(New York City) — Howie Hawkins and the Green Party are calling for clemency for nonviolent drug offenders and the legalization of drugs starting with marijuana, as part of the gubernatorial campaign's criminal justice reform platform.
“It’s time to free the prisoners of the war on drugs,” declared Green Party governor candidate Howie Hawkins as he and the party’s attorney general candidate and Bronx-based people’s lawyer Ramon Jimenez spoke in front of Manhattan Criminal Court. “Clemency for nonviolent drug offenders and legalization are two key steps towards the necessity of turning back the New Jim Crow and ending mass incarceration.”
“We need clemency for non violent drug offenders in New York State,” Hawkins said. “The misguided war on drugs is so fraught with racial bias that it has put a debilitating lifelong stigma on a large percentage of communities of color. That is why we need clemency, and expungement of these records now.”
“Every aspect of the criminal justice system has to be questioned. And we need to start with the damage that unjust drug arrests have brought upon those swept up by the unconstitutional stop and frisk madness of the Bloomberg/Kelly Years,” Ramon Jimenez said. “We’re talking about hundreds of thousands of people, mostly youths, who have been victims of the war on drugs in New York. Without expungement these unjust arrests impede the ability to go to school, get financial aid and even having somewhere to live.”

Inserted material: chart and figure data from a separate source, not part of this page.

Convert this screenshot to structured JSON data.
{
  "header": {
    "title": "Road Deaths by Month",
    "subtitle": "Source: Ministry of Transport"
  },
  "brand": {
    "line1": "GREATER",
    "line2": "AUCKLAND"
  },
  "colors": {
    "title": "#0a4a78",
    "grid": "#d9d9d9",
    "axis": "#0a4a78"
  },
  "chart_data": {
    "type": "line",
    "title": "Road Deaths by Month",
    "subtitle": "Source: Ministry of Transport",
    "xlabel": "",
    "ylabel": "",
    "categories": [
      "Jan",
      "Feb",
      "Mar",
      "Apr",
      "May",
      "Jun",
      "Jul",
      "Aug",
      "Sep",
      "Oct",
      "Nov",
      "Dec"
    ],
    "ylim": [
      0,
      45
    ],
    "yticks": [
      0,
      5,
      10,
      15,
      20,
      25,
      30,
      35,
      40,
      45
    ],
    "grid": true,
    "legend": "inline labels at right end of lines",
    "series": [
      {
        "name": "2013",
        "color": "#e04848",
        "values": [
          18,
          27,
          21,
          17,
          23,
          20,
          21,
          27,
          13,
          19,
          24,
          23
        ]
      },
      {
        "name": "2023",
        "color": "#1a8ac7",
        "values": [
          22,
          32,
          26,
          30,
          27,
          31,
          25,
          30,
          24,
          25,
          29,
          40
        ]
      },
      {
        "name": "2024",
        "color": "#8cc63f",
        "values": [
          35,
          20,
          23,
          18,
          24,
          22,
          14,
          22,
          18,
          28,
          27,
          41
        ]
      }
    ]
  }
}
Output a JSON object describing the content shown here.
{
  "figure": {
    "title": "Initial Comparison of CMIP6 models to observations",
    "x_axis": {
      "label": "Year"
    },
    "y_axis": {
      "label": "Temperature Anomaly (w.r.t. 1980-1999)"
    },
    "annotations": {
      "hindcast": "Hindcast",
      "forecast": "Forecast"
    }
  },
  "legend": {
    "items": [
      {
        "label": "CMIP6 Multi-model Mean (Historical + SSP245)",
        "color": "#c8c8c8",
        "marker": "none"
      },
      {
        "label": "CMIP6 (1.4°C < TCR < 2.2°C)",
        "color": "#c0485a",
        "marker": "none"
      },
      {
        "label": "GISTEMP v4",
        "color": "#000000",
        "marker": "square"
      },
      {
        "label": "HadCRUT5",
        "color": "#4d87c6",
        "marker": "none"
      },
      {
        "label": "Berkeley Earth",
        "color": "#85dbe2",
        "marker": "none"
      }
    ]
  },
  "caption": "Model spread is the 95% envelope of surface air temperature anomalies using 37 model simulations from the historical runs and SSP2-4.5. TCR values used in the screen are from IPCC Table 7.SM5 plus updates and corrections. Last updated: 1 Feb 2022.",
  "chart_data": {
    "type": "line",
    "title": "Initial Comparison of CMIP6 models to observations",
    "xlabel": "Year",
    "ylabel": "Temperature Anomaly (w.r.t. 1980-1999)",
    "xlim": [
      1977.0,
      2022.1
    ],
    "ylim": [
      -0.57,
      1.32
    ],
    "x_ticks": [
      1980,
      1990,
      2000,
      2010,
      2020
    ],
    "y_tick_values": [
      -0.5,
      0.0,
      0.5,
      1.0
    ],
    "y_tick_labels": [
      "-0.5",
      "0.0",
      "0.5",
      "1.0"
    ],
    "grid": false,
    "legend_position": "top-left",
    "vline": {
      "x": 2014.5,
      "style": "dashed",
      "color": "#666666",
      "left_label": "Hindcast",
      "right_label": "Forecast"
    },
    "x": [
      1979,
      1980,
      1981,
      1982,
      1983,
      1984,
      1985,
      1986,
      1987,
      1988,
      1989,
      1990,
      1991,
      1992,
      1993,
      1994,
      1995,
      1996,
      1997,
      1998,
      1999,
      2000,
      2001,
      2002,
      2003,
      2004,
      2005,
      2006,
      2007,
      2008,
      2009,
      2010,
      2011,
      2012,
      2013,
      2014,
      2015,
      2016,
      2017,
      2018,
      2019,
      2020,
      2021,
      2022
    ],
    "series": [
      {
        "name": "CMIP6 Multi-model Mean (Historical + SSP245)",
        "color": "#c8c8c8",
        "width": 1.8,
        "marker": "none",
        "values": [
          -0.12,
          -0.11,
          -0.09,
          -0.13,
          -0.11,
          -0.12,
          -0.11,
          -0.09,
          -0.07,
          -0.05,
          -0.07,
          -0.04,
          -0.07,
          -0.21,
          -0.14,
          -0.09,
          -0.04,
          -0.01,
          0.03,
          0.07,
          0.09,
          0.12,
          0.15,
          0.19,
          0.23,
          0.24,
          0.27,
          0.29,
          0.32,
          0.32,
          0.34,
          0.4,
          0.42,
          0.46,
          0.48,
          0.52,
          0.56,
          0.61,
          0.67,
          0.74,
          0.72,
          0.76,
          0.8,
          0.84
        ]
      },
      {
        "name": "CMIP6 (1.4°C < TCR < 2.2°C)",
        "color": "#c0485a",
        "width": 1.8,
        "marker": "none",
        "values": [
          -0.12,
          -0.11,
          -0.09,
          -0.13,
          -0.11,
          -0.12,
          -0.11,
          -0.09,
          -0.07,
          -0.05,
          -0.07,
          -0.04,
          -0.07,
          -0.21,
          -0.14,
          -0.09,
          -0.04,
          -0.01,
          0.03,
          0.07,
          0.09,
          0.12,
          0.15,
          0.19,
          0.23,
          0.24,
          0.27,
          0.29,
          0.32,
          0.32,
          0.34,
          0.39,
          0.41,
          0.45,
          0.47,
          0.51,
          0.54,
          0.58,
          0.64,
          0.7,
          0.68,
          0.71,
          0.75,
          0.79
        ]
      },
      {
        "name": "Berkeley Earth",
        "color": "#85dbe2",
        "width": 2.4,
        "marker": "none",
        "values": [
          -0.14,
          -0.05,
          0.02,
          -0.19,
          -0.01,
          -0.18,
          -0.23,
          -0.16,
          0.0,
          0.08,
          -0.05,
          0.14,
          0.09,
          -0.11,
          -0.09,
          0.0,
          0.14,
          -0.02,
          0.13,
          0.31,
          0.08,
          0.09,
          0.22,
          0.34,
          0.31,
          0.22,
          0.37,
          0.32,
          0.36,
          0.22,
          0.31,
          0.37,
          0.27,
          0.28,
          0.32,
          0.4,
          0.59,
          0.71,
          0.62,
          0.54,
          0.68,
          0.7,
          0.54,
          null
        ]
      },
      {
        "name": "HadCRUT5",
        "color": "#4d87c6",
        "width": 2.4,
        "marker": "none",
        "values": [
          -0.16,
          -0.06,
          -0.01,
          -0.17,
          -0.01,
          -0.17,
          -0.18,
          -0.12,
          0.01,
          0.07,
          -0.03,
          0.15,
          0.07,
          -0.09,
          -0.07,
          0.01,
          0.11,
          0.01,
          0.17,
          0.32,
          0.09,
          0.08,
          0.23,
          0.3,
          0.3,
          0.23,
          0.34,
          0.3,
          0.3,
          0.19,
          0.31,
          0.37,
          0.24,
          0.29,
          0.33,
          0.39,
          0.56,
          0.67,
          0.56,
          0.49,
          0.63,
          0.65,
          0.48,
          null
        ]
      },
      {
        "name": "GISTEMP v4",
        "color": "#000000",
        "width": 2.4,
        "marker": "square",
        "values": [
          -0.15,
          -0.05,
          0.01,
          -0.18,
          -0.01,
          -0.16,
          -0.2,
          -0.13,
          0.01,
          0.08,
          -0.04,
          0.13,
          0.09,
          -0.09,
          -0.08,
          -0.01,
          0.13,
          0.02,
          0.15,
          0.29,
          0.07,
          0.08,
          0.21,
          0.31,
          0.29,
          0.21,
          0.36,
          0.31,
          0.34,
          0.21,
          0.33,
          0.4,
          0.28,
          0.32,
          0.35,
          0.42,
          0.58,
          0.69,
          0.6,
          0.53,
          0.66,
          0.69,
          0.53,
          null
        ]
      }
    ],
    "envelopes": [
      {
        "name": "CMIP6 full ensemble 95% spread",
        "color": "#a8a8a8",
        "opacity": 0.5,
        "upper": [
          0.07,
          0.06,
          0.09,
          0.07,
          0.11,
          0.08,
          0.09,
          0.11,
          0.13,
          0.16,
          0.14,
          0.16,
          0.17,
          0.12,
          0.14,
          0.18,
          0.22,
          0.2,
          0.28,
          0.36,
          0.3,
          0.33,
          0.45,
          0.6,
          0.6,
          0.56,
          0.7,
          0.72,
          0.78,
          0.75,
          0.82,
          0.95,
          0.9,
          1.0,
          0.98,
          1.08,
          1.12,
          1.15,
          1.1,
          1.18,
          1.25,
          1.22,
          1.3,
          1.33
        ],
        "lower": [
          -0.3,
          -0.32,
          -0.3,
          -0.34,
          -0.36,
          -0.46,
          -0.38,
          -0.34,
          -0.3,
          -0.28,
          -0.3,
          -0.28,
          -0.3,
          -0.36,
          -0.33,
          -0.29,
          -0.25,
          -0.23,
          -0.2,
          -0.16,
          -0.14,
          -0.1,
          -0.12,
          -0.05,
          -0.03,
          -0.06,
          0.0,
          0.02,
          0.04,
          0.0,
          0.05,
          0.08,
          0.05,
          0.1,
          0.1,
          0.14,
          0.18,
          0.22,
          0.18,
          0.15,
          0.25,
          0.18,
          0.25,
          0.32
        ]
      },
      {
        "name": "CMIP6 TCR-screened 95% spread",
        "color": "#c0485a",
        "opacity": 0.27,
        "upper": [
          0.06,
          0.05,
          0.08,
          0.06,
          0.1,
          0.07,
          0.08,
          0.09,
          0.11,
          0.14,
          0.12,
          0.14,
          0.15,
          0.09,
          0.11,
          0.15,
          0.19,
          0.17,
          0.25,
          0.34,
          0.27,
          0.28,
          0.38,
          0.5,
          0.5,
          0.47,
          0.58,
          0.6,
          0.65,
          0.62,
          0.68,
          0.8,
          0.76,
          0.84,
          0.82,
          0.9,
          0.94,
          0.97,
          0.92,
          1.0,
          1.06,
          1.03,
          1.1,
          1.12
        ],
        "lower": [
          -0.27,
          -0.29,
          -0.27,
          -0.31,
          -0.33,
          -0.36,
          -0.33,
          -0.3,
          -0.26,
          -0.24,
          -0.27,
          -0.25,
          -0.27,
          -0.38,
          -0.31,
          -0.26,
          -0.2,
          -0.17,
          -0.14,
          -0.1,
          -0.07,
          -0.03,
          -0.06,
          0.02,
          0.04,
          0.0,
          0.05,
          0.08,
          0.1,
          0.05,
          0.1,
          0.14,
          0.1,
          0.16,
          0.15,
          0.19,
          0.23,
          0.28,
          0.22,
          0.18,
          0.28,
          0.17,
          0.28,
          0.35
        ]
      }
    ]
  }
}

A hugely disproportionate number of drug arrests are from the African American and Latino communities. Blacks and whites use illegal drugs at the same rates, but black men are 11 times more likely than white men to be incarcerated for a drug offense in New York State. 18% of the state population is black, but 68% of the drug admissions to prison are black. 18% of the state population is Latino, but 26% of drug admissions to prison are Latino. African-Americans and Latinos comprise over 94% of the drug offenders in New York State prisons.
“It is long past time to reform the criminal justice system and to treat drug abuse as a health issue, not a criminal problem,” said Hawkins. “The drug policy is destroying lives and communities. We must stop discriminating against individuals once they are released from jail in terms of their employment and their ability to obtain public benefits such as public housing and discrimination in employment. We must enact a ‘Ban the Box’ law to stop the practice of automatically disqualifying qualified job applicants because of criminal records.”
Besides calling for clemency, legalization and expungement of records Hawkins and Jimenez want to see the appointment of a Truth, Justice, and Reconciliation Commission charged with examining and addressing the impact of the War on Drugs and Mass Incarceration in New York State, including the devastating and lingering impact on people and communities of color. The Commission would assess the impact, hear from the people affected, and recommend policies to end mass incarceration and repair its damages.